Kapitel 218

Il jeta instinctivement un nouveau regard au vieux soldat, qui semblait lui aussi effrayé. Voyant son regard se tourner vers lui, le vieux soldat murmura : «

»

« Les… rebelles… n’ont-ils pas été repoussés ? » La recrue s’efforça de ne pas hausser le ton. « La formation de l’armée rebelle est intacte. L’attaque de tout à l’heure n’était qu’une reconnaissance avant l’offensive générale. Les généraux rebelles savent maintenant où se positionner sur les remparts. S’ils attaquent à nouveau, ils y mettront toute leur force. » Le vétéran, voyant les officiers et les généraux épuisés et recroquevillés à l’arrière, murmura : « L’armée rebelle teste cet endroit. S’ils attaquent de toutes leurs forces, les troupes gouvernementales seront en infériorité numérique, et je crains que la défense ne soit difficile. »

«Vous...vous voulez dire...que nous ne pouvons pas tenir le coup

Le vieux soldat laissa échapper un rire étrange

: «

Si la ville comptait deux fois plus de soldats et un général compétent à sa tête, la prendre serait impossible. Mais à présent, elle manque de soldats et ses généraux sont lâches

; Sa Majesté n’ose pas mener personnellement les troupes pour les encourager, et le Premier ministre a déjà emballé ses biens précieux. Comment pourrions-nous espérer tenir la ville

?

»

La nouvelle recrue regarda autour d'elle avec incrédulité. Les officiers et soldats restants chuchotaient ou fixaient le vide, sans montrer le moindre signe d'avoir repoussé l'ennemi. Plus il regardait, plus il s'inquiétait, et il demanda : « Alors… alors allons-nous mourir ? »

« Qui sait ? » soupira le vétéran. « Sur un champ de bataille, qui sait s'ils seront encore là l'instant d'après ? »

Les nouvelles recrues sentirent un frisson les parcourir, mais la peur sur le visage du vétéran s'estompa peu à peu. Il cracha par terre et dit

: «

Pour avoir levé une armée pareille, Li Jun mérite amplement d'être l'un des généraux préférés du maréchal Lu. Si j'avais eu la chance de servir sous ses ordres pendant trois à cinq ans, Li Jun serait encore plus redoutable. Petit, tu devrais rencontrer Li Jun un jour.

»

La curiosité de la nouvelle recrue l'emporta sur sa peur après avoir entendu ses vantardises insensées. Au moment où il allait reprendre la parole, les tambours de guerre résonnèrent de nouveau bruyamment au pied des remparts de la ville !

« C’est du sérieux ! » cria le vétéran, comme pour se donner du courage ou peut-être pour avertir les nouvelles recrues. Les soldats essuyèrent la sueur de leurs paumes sur leurs vêtements, empoignèrent leurs lances et observèrent le gros des troupes de l’Armée de la Paix reprendre sa charge.

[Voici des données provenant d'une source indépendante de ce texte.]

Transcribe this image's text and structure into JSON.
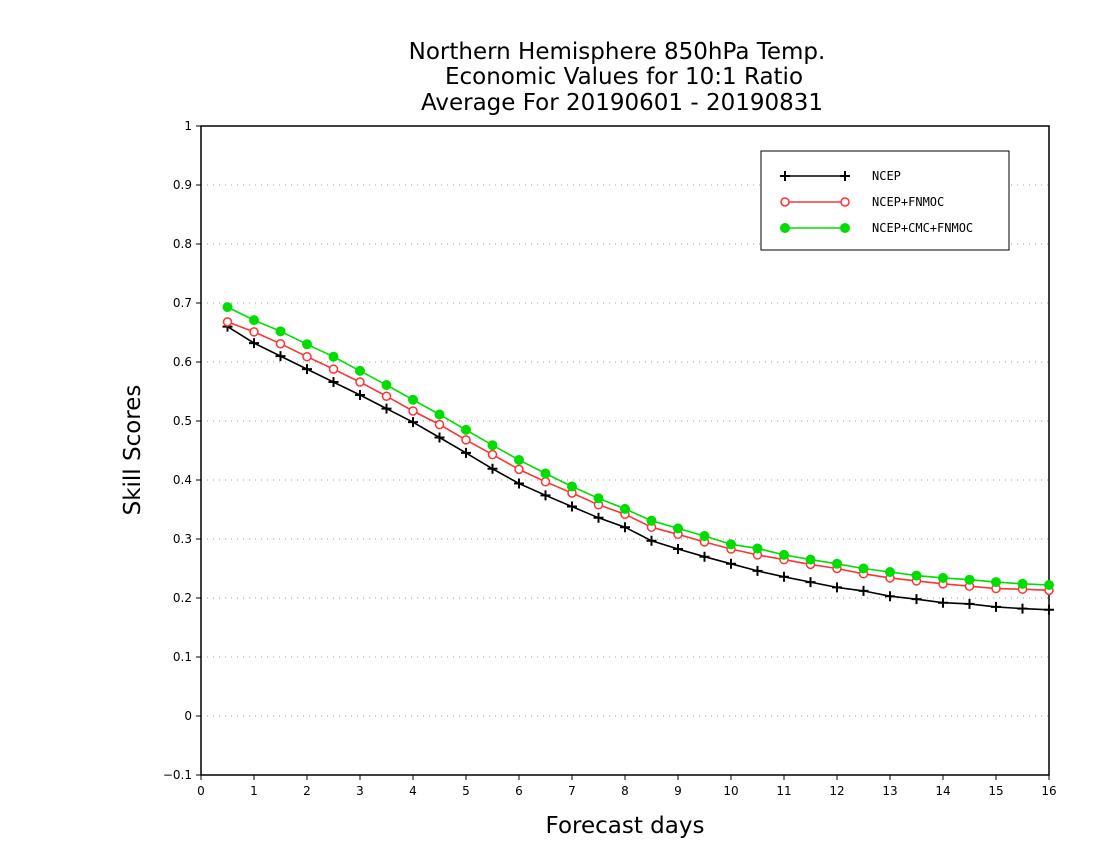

L'intuition du vétéran était juste. Bien que l'Armée de la Paix ait de nouveau lancé une attaque d'envergure depuis le sud et l'ouest de Liucheng, elle avait en réalité concentré ses troupes les plus téméraires à la porte Duijin, à l'ouest de la ville. Une fois des dizaines d'échelles de siège installées sur les remparts près de la porte Duijin, ces guerriers intrépides s'y précipitèrent comme des fous. Si certains chutèrent, frappés par des rondins et des pierres, d'autres furent aussitôt remis en place. Les rondins et les pierres utilisés lors des précédentes attaques de reconnaissance à la porte Duijin étaient épuisés, et il était impossible de les remplacer assez rapidement. Aussi, une fois leurs flèches et leurs pierres épuisées, les deux camps se retrouvèrent dans une impasse.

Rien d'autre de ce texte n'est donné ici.